Lyor Cohen

Although Lyor Cohen wasn’t officially involved with Def Jam during its first several years, it would be a mistake to leave him out of the story of Def Jam’s launch year. He was fully one-third of the triumvirate that helped to make Def Jam a powerhouse.

One of the secrets of the label’s success was its alliance with Rush Productions. When Rick and Russell formed Def Jam in the summer of ’84, Rush was already managing the careers of Kurtis Blow, Whodini, Run-DMC, Jimmy Spicer, Spyder D, Sparky D, and others. All of the Def Jam artists, beginning with LL and the Beastie Boys, would also be managed by Rush.

Lyor was a hard-driving risk-taker who left a comfortable job at a Beverly Hills bank to promote a series of pioneering rap-and-punk rock shows in Los Angeles. One of them featured Run-DMC. Another featured Whodini. In December of 1984, Lyor moved to New York to work for Rush. He very quickly proved his mettle and, by 1986 or so, he and Russell were partners in Rush.

As the decade rolled on, it was Lyor who spearheaded the signing to Rush of such important acts as Slick Rick, Eric B & Rakim, Big Daddy Kane, Jazzy Jeff & the Fresh Prince, and EPMD. And in 1993, several years after Rick and Russell had dissolved their partnership (leading to an early Nineties trough in the label’s fortunes), Lyor took the reins at Def Jam, which he revived and led to new heights during the succeeding ten years.

Lyor poses with (from right to left) Will “Fresh Prince” Smith, Russell Simmons, “Jazzy Jeff” Townes, James “J.L.” Lassiter (Will’s business partner to this day)…and a bunch of gold and platinum records. The records were probably for Will and Jeff’s second album He’s the DJ, I’m the Rapper and its huge hit single, “Parents Just Don’t Understand.”

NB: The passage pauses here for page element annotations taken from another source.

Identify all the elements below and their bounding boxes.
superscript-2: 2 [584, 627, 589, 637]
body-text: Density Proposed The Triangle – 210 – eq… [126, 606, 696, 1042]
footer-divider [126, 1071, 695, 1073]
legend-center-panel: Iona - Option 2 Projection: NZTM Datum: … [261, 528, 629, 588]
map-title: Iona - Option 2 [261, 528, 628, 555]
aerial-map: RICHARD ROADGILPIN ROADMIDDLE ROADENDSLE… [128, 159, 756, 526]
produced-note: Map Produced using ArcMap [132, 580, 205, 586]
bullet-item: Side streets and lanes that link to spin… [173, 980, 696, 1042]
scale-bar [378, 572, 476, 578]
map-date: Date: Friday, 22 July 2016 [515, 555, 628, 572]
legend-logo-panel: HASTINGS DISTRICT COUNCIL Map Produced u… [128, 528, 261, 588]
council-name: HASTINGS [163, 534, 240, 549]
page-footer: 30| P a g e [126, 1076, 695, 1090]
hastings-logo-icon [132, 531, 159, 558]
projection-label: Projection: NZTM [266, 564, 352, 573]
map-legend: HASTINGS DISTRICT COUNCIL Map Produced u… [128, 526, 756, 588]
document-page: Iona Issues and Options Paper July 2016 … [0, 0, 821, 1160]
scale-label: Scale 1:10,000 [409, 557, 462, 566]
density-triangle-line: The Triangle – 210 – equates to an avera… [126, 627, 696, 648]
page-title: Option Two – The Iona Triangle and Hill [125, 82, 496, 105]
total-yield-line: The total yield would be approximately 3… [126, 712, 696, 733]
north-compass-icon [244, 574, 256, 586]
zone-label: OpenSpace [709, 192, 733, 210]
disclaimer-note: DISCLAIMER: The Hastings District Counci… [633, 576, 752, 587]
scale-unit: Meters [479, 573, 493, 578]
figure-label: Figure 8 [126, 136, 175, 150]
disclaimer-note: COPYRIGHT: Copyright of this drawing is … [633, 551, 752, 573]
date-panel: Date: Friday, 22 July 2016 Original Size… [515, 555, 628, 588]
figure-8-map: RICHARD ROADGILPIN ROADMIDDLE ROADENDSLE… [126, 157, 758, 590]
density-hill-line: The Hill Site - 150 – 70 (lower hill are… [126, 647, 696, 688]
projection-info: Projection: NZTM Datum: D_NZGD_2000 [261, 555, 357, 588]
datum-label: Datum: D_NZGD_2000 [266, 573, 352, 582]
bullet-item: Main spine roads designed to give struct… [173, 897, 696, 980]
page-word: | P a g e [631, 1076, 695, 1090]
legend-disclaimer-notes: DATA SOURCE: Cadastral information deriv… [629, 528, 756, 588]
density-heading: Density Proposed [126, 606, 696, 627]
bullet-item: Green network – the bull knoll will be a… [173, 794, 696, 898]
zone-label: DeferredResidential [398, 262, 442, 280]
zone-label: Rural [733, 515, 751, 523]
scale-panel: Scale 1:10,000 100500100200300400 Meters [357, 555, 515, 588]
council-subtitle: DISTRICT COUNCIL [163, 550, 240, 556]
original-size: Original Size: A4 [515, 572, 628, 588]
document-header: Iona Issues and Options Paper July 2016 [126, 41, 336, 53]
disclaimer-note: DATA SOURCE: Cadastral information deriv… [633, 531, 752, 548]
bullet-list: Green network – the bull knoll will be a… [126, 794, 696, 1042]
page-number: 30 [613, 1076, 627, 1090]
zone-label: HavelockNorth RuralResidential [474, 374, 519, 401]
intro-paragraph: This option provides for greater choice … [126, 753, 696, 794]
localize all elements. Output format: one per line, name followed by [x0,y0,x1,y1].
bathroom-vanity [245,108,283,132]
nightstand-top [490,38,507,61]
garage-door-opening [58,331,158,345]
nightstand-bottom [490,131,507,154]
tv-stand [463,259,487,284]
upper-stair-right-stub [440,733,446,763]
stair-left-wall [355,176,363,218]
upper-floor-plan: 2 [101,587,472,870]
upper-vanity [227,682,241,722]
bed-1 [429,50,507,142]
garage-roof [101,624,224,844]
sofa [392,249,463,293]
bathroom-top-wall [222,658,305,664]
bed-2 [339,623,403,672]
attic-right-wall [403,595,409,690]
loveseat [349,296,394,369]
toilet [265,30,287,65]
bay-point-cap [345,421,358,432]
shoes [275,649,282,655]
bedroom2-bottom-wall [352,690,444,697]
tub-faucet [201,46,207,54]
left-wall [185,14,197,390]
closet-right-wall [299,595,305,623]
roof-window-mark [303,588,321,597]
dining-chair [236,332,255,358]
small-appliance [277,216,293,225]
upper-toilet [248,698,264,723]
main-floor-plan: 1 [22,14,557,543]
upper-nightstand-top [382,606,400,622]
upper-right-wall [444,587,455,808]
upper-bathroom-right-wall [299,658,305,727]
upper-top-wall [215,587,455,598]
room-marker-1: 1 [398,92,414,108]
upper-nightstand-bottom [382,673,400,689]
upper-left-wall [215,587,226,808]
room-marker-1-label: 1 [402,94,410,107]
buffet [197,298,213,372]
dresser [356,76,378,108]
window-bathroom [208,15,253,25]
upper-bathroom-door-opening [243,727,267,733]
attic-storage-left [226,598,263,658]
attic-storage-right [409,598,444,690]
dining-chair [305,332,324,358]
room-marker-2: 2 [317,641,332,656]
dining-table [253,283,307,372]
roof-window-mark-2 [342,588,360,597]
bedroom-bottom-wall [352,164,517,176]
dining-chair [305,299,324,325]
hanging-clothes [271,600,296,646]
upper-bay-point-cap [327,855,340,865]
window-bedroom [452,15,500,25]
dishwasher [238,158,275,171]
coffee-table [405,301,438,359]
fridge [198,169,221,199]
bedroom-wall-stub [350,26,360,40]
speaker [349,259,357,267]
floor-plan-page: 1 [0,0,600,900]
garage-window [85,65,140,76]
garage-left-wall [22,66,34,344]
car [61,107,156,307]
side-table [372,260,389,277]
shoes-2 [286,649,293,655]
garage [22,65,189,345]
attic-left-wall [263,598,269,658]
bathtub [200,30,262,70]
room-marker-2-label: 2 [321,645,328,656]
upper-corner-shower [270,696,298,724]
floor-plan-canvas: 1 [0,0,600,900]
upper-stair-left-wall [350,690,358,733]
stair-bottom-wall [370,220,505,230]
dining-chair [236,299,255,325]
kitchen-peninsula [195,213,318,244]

This feature article about Lyor was written by David Nathan for Black Radio Exclusive, an industry weekly. It describes Rush as “unquestionably the premier management operation in the field,” then invites Lyor to recall his early days as road manager for Run-DMC. After noting some of the pioneering merchandising and sponsorship deals that Lyor wrangled for his artists—this was the era when corporate America was only just awakening to the astonishing popularity of rap—the article goes on to spell out a couple of his more extravagant plans for the future, including buying radio stations and magazines. Although neither of those visions was ever realized, they give a good indication of Lyor’s ambition on behalf of his artists.